Secara eksplisit riwayat ini menunjukan bahwa thalaq yang
dijatuhkan kepada seorang isteri yang sedang suci dari haid adalah thalaq yang
sesuai dengan Sunnah dan bukan merupakan thalaq bid’ah.Mazhab yang menganut
pendapat diatas adalah mazhab Abu Hanifah. Mereka beralasan bahwa larangan
untuk menjatuhkan thalaq adalah ketika perempuan dalam keadaan haid, tetapi
jika mereka sudah bersih dari haidnya maka larangan itu tidak ada, dalam arti
suami boleh menjatuhkan thalaq kepada isterinya ketika sang isteri dalam
keadaan bersih dari haid dan nifas.
C. Definisi Thalaq Bid’iy
Thalaq Bid'iy adalah thalak yang
dijatuhkan pada waktu dan jumlah yang tidak tepat. Maksud thalaq yang
dijatuhkan pada waktu yang tidak tepat adalah thalaq yang dijatuhkan terhadap
isteri pada waktu isteri tersebut haid atau thalaq yang dijatuhkan terhadap isteri
yang telah dicampuri pada waktu ia bersih. Sedangkan thalaq yang dijatuhkan
pada jumlah yang tidak tepat adalah thalaq yang diucapkan tiga kali pada waktu
yang bersamaan, ucapan thalaq tiga atau tiga thalaq yang diucapkan sekaligus.
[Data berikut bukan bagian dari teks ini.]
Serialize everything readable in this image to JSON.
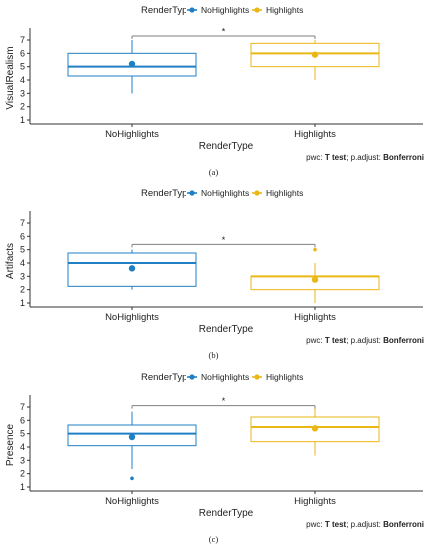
{
  "chart_data": [
    {
      "panel_caption": "(a)",
      "type": "box",
      "legend": {
        "title": "RenderType",
        "position": "top",
        "entries": [
          "NoHighlights",
          "Highlights"
        ]
      },
      "xlabel": "RenderType",
      "ylabel": "VisualRealism",
      "categories": [
        "NoHighlights",
        "Highlights"
      ],
      "yticks": [
        "1",
        "2",
        "3",
        "4",
        "5",
        "6",
        "7"
      ],
      "ylim": [
        0.7,
        7.6
      ],
      "boxes": [
        {
          "name": "NoHighlights",
          "q1": 4.3,
          "median": 5.0,
          "q3": 6.0,
          "whisker_low": 3.0,
          "whisker_high": 7.0,
          "mean": 5.2,
          "outliers": []
        },
        {
          "name": "Highlights",
          "q1": 5.0,
          "median": 6.0,
          "q3": 6.75,
          "whisker_low": 4.0,
          "whisker_high": 7.0,
          "mean": 5.9,
          "outliers": []
        }
      ],
      "significance": {
        "label": "*",
        "y": 7.3
      },
      "footnote_prefix": "pwc: ",
      "footnote_test": "T test",
      "footnote_mid": "; p.adjust: ",
      "footnote_adjust": "Bonferroni"
    },
    {
      "panel_caption": "(b)",
      "type": "box",
      "legend": {
        "title": "RenderType",
        "position": "top",
        "entries": [
          "NoHighlights",
          "Highlights"
        ]
      },
      "xlabel": "RenderType",
      "ylabel": "Artifacts",
      "categories": [
        "NoHighlights",
        "Highlights"
      ],
      "yticks": [
        "1",
        "2",
        "3",
        "4",
        "5",
        "6",
        "7"
      ],
      "ylim": [
        0.7,
        7.6
      ],
      "boxes": [
        {
          "name": "NoHighlights",
          "q1": 2.25,
          "median": 4.0,
          "q3": 4.75,
          "whisker_low": 2.0,
          "whisker_high": 5.0,
          "mean": 3.6,
          "outliers": []
        },
        {
          "name": "Highlights",
          "q1": 2.0,
          "median": 3.0,
          "q3": 3.0,
          "whisker_low": 1.0,
          "whisker_high": 4.0,
          "mean": 2.75,
          "outliers": [
            5.0
          ]
        }
      ],
      "significance": {
        "label": "*",
        "y": 5.4
      },
      "footnote_prefix": "pwc: ",
      "footnote_test": "T test",
      "footnote_mid": "; p.adjust: ",
      "footnote_adjust": "Bonferroni"
    },
    {
      "panel_caption": "(c)",
      "type": "box",
      "legend": {
        "title": "RenderType",
        "position": "top",
        "entries": [
          "NoHighlights",
          "Highlights"
        ]
      },
      "xlabel": "RenderType",
      "ylabel": "Presence",
      "categories": [
        "NoHighlights",
        "Highlights"
      ],
      "yticks": [
        "1",
        "2",
        "3",
        "4",
        "5",
        "6",
        "7"
      ],
      "ylim": [
        0.7,
        7.6
      ],
      "boxes": [
        {
          "name": "NoHighlights",
          "q1": 4.1,
          "median": 5.0,
          "q3": 5.65,
          "whisker_low": 2.35,
          "whisker_high": 6.65,
          "mean": 4.75,
          "outliers": [
            1.65
          ]
        },
        {
          "name": "Highlights",
          "q1": 4.4,
          "median": 5.5,
          "q3": 6.25,
          "whisker_low": 3.35,
          "whisker_high": 7.0,
          "mean": 5.4,
          "outliers": []
        }
      ],
      "significance": {
        "label": "*",
        "y": 7.1
      },
      "footnote_prefix": "pwc: ",
      "footnote_test": "T test",
      "footnote_mid": "; p.adjust: ",
      "footnote_adjust": "Bonferroni"
    }
  ],
  "colors": {
    "NoHighlights": "#1f7fc4",
    "Highlights": "#eab714",
    "bracket": "#7f7f7f",
    "axis": "#333333"
  }
}
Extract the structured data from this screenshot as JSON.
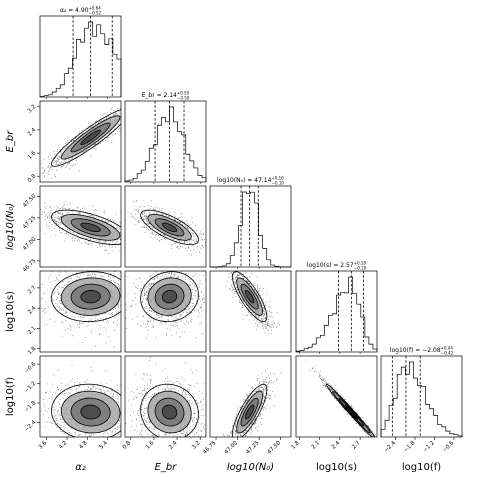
{
  "chart_data": {
    "type": "corner",
    "parameters": [
      {
        "label": "α₂",
        "italic": true,
        "title": "α₂ = 4.90",
        "sup": "+0.64",
        "sub": "−0.52",
        "median": 4.9,
        "lo": 4.38,
        "hi": 5.54,
        "range": [
          3.4,
          5.8
        ],
        "ticks": [
          3.6,
          4.2,
          4.8,
          5.4
        ],
        "tick_labels": [
          "3.6",
          "4.2",
          "4.8",
          "5.4"
        ],
        "hist_shape": "skew_right"
      },
      {
        "label": "E_br",
        "italic": true,
        "title": "E_br = 2.14",
        "sup": "+0.50",
        "sub": "−0.50",
        "median": 2.14,
        "lo": 1.64,
        "hi": 2.64,
        "range": [
          0.6,
          3.4
        ],
        "ticks": [
          0.8,
          1.6,
          2.4,
          3.2
        ],
        "tick_labels": [
          "0.8",
          "1.6",
          "2.4",
          "3.2"
        ],
        "hist_shape": "normal"
      },
      {
        "label": "log10(N₀)",
        "italic": true,
        "title": "log10(N₀) = 47.14",
        "sup": "+0.10",
        "sub": "−0.10",
        "median": 47.14,
        "lo": 47.04,
        "hi": 47.24,
        "range": [
          46.68,
          47.62
        ],
        "ticks": [
          46.75,
          47.0,
          47.25,
          47.5
        ],
        "tick_labels": [
          "46.75",
          "47.00",
          "47.25",
          "47.50"
        ],
        "hist_shape": "normal"
      },
      {
        "label": "log10(s)",
        "italic": false,
        "title": "log10(s) = 2.57",
        "sup": "+0.18",
        "sub": "−0.19",
        "median": 2.57,
        "lo": 2.38,
        "hi": 2.75,
        "range": [
          1.75,
          2.95
        ],
        "ticks": [
          1.8,
          2.1,
          2.4,
          2.7
        ],
        "tick_labels": [
          "1.8",
          "2.1",
          "2.4",
          "2.7"
        ],
        "hist_shape": "skew_left"
      },
      {
        "label": "log10(f)",
        "italic": false,
        "title": "log10(f) = −2.08",
        "sup": "+0.44",
        "sub": "−0.42",
        "median": -2.08,
        "lo": -2.5,
        "hi": -1.64,
        "range": [
          -2.85,
          -0.35
        ],
        "ticks": [
          -2.4,
          -1.8,
          -1.2,
          -0.6
        ],
        "tick_labels": [
          "−2.4",
          "−1.8",
          "−1.2",
          "−0.6"
        ],
        "hist_shape": "skew_right"
      }
    ],
    "pair_correlations": {
      "1-0": 0.92,
      "2-0": -0.62,
      "2-1": -0.72,
      "3-0": 0.05,
      "3-1": 0.08,
      "3-2": -0.8,
      "4-0": -0.05,
      "4-1": -0.08,
      "4-2": 0.8,
      "4-3": -0.99
    },
    "contour_levels": [
      0.5,
      1.0,
      1.5,
      2.0
    ],
    "colors": {
      "points": "#000000",
      "contour_line": "#000000",
      "quantile_line": "#000000"
    }
  }
}
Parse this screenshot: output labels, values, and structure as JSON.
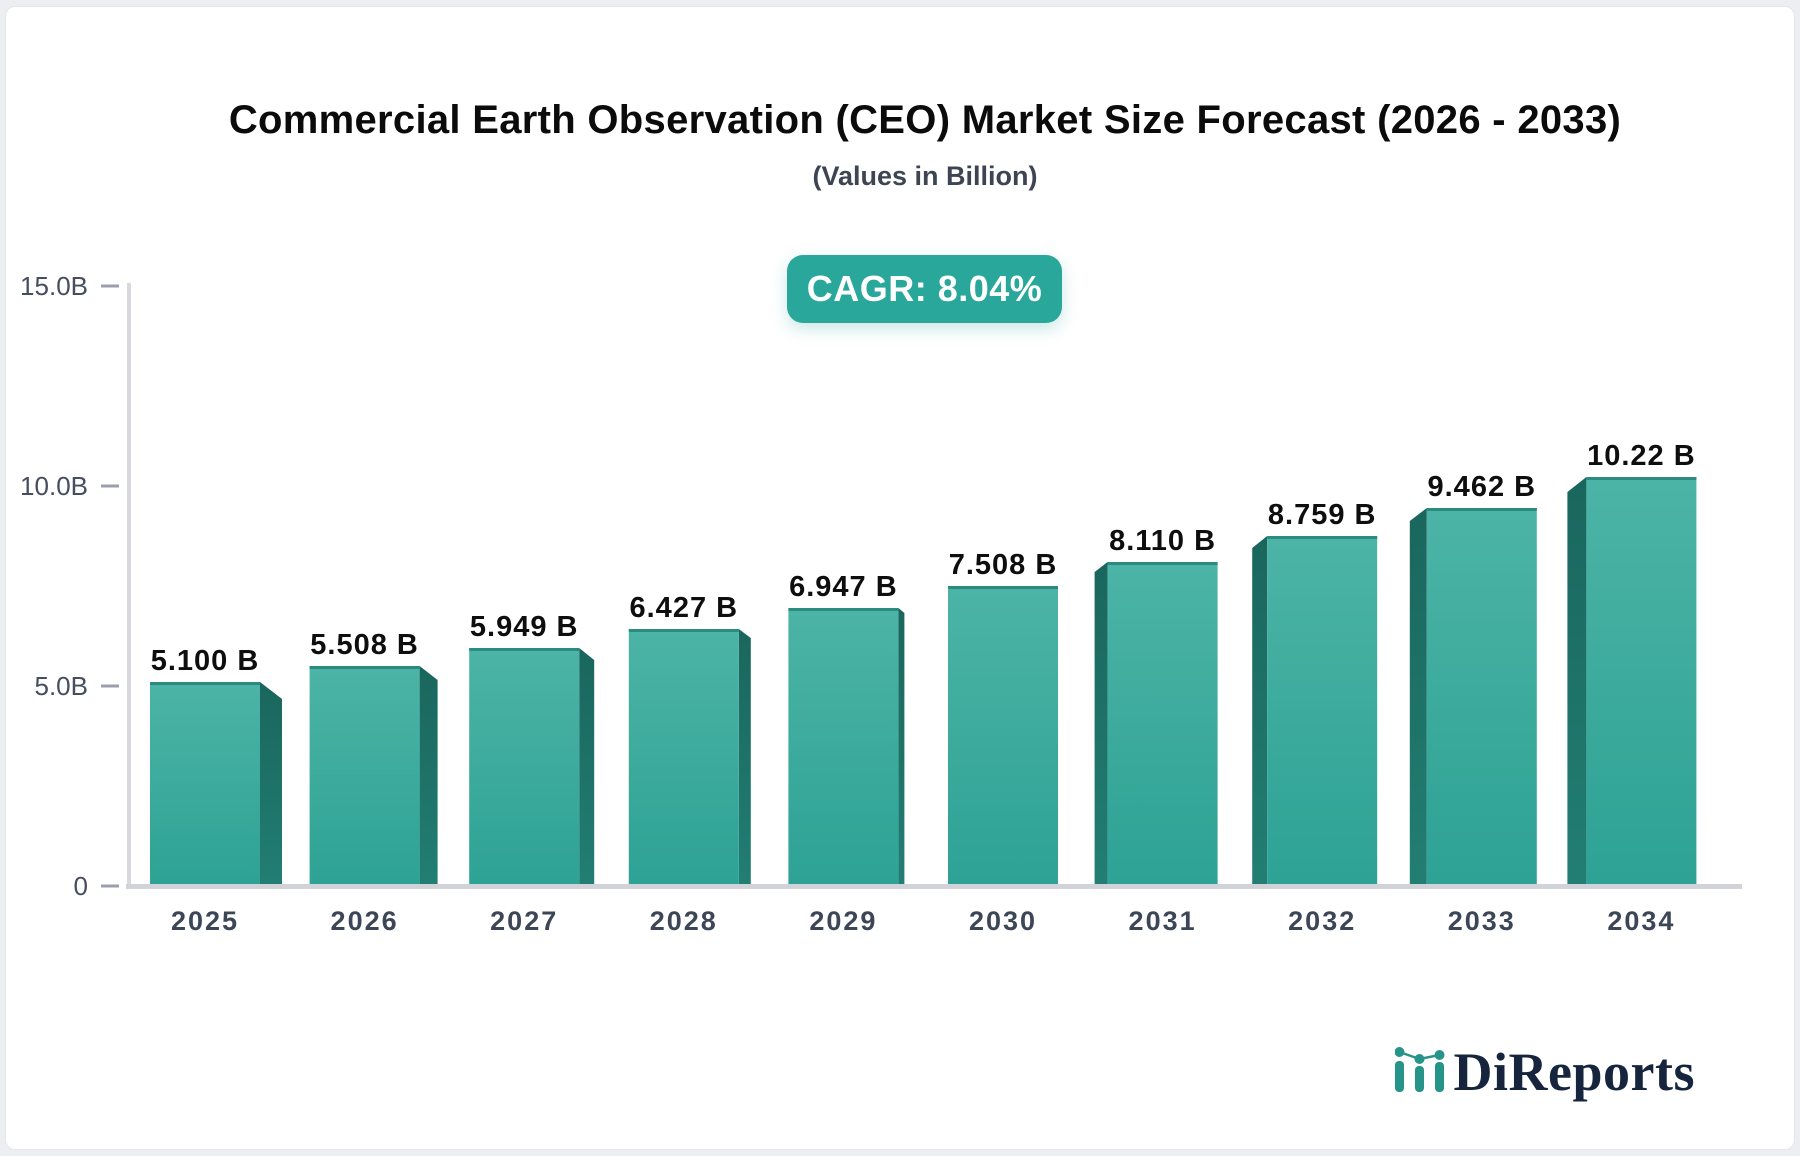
{
  "header": {
    "title": "Commercial Earth Observation (CEO) Market Size Forecast (2026 - 2033)",
    "subtitle": "(Values in Billion)",
    "cagr_badge": "CAGR: 8.04%",
    "badge_color": "#2aa79b"
  },
  "chart_data": {
    "type": "bar",
    "title": "Commercial Earth Observation (CEO) Market Size Forecast (2026 - 2033)",
    "subtitle": "(Values in Billion)",
    "categories": [
      "2025",
      "2026",
      "2027",
      "2028",
      "2029",
      "2030",
      "2031",
      "2032",
      "2033",
      "2034"
    ],
    "values": [
      5.1,
      5.508,
      5.949,
      6.427,
      6.947,
      7.508,
      8.11,
      8.759,
      9.462,
      10.22
    ],
    "value_labels": [
      "5.100 B",
      "5.508 B",
      "5.949 B",
      "6.427 B",
      "6.947 B",
      "7.508 B",
      "8.110 B",
      "8.759 B",
      "9.462 B",
      "10.22 B"
    ],
    "xlabel": "",
    "ylabel": "",
    "ylim": [
      0,
      15
    ],
    "yticks": [
      {
        "value": 0,
        "label": "0"
      },
      {
        "value": 5,
        "label": "5.0B"
      },
      {
        "value": 10,
        "label": "10.0B"
      },
      {
        "value": 15,
        "label": "15.0B"
      }
    ],
    "grid": false,
    "legend": false,
    "bar_style": "3d-extruded",
    "colors": {
      "face_top": "#4cb4a6",
      "face_bottom": "#2da295",
      "top_cap": "#2b8b7f",
      "side_top": "#1a665d",
      "side_bottom": "#227e73",
      "axis_line": "#d8d9de",
      "baseline": "#d2d3d9",
      "tick_dash": "#99a0ac",
      "tick_text": "#454d5e",
      "category_text": "#3c4656",
      "value_text": "#0e0e0e"
    }
  },
  "branding": {
    "logo_text": "DiReports",
    "logo_text_color": "#16253d",
    "icon_color": "#27948a",
    "icon_name": "bar-line-chart-icon"
  }
}
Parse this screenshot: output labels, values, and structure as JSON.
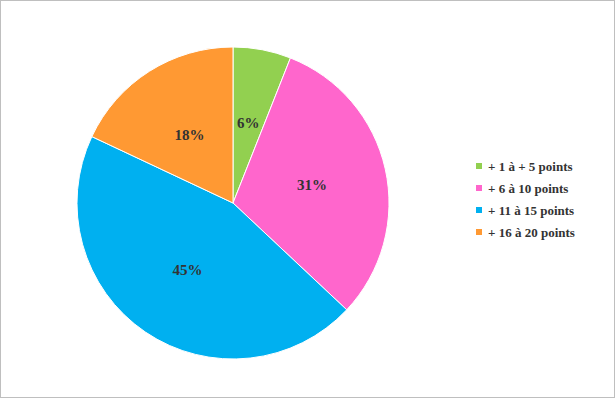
{
  "chart_data": {
    "type": "pie",
    "categories": [
      "+ 1 à + 5 points",
      "+ 6 à 10 points",
      "+ 11 à 15 points",
      "+ 16 à 20 points"
    ],
    "values": [
      6,
      31,
      45,
      18
    ],
    "value_labels": [
      "6%",
      "31%",
      "45%",
      "18%"
    ],
    "colors": [
      "#92d050",
      "#ff66cc",
      "#00b0f0",
      "#ff9933"
    ],
    "data_labels": true,
    "legend": "right"
  }
}
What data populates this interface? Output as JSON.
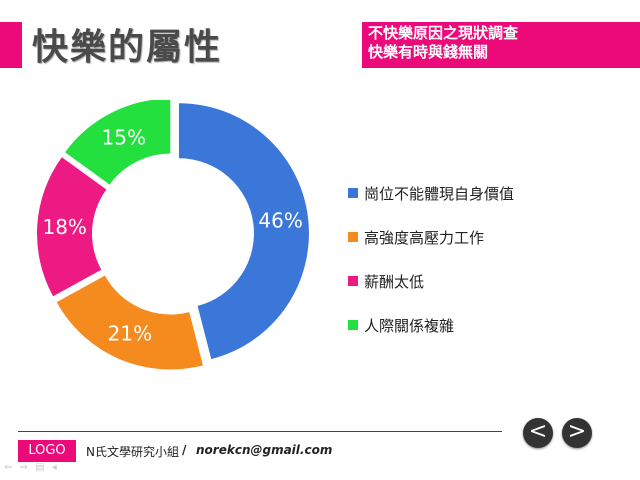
{
  "header": {
    "title": "快樂的屬性",
    "subtitle_line1": "不快樂原因之現狀調查",
    "subtitle_line2": "快樂有時與錢無關"
  },
  "chart_data": {
    "type": "pie",
    "donut": true,
    "slices": [
      {
        "label": "崗位不能體現自身價值",
        "value": 46,
        "label_text": "46%",
        "color": "#3b77d8"
      },
      {
        "label": "高強度高壓力工作",
        "value": 21,
        "label_text": "21%",
        "color": "#f58a1f"
      },
      {
        "label": "薪酬太低",
        "value": 18,
        "label_text": "18%",
        "color": "#ec1a82"
      },
      {
        "label": "人際關係複雜",
        "value": 15,
        "label_text": "15%",
        "color": "#23e03f"
      }
    ],
    "legend_position": "right"
  },
  "footer": {
    "logo": "LOGO",
    "group_name": "N氏文學研究小組",
    "slash": "/",
    "email": "norekcn@gmail.com",
    "prev_glyph": "<",
    "next_glyph": ">"
  },
  "mini_nav_glyphs": "⇐ ⇒ ▤ ◂"
}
Umpamanya
seorang suami berkata kepada isterinya : Engkau terthalaq, engkau terthalaq, engkau
terthalaq. Atau seorang suami menthalaq isterinya di masa isterinya haid
atau nifas atau dimasa suci sesudah ia kumpul (disetubuhi).[4]
Alasan
Diharamkan Talak Bid`iy
a) Haid :
Karena masa haid yg saat itu dijatuhi talak, tidak dihitung sebagai bagian masa
iddah. Sehingga pasca ditalak, statusnya bukan isteri juga bukan
yang sedang idah.
b)
Suci tapi Dijimak : Karena ketidakjelasan masa idah yg
akan dijalaninya. Jika hamil, berarti memakai idah hamil, jika tdk hamil, maka
memakai idah quru’, walaupun masa suci tersebut masuk hitungan quru’.
D.
Pendapat
Ulama (Keabsahan Talak Bid’iy)
Thalaq yang dijatuhkan terhadap istri yang sedang dalam
keadaan haid, beberapa ulama berbeda pendapat tentang jatuhnya thalaq, antara
lain:
·
Jumhur ulama berpendapat bahwa thalaq
tersebut dapat disahkan;
Pendapat madzhab
Abu Hanifah, Imam Syafi'i, Imam Maliki dan Imam Hambali, menyatakan bahwa
thalaq bid'iy
walaupun thalaqnya haram, tetapi hukumnya sah dan thalaqnya jatuh, beralaskan bahwa talaq bid’iy ini masih termasuk dalam makna ayat yang
umum. Adapun menurut Imam Malik hukum merujuknya
adalah wajib.
Mereka yang mengesahkan thalaq tersebut berpendapat bahwa
laki-laki yang telah menjatuhkan thalaq terhadap istrinya dalam keadaan
istrinya haid harus merujuk kembali istrinya. Dalil yang menjadi landasan
pendapat ini adalah sebagai berikut;
Ibnu “Umar radhiyallahu
“anhuma mentalak istrinya dalam keadaan haidh. Kemudian “Umar bin
Al-Khaththab radhiyallahu “anhu menanyakan hal tersebut kepada
Rasulullah shallallahu “alaihi wa sallam, maka beliau bersabda:
“Perintahkan agar ia kembali kepada (istri)nya,
kemudian menahannya hingga masa suci, lalu masa haidh dan suci lagi. Setelah
itu bila ia menghendaki ia boleh tetap menahannya menjadi istri atau bila ia
menghendaki ia boleh menceraikannya sebelum bersetubuh dengannya. Itu adalah
masa “iddah yang diperintahkan Allah untuk menceraikan istri.”[5]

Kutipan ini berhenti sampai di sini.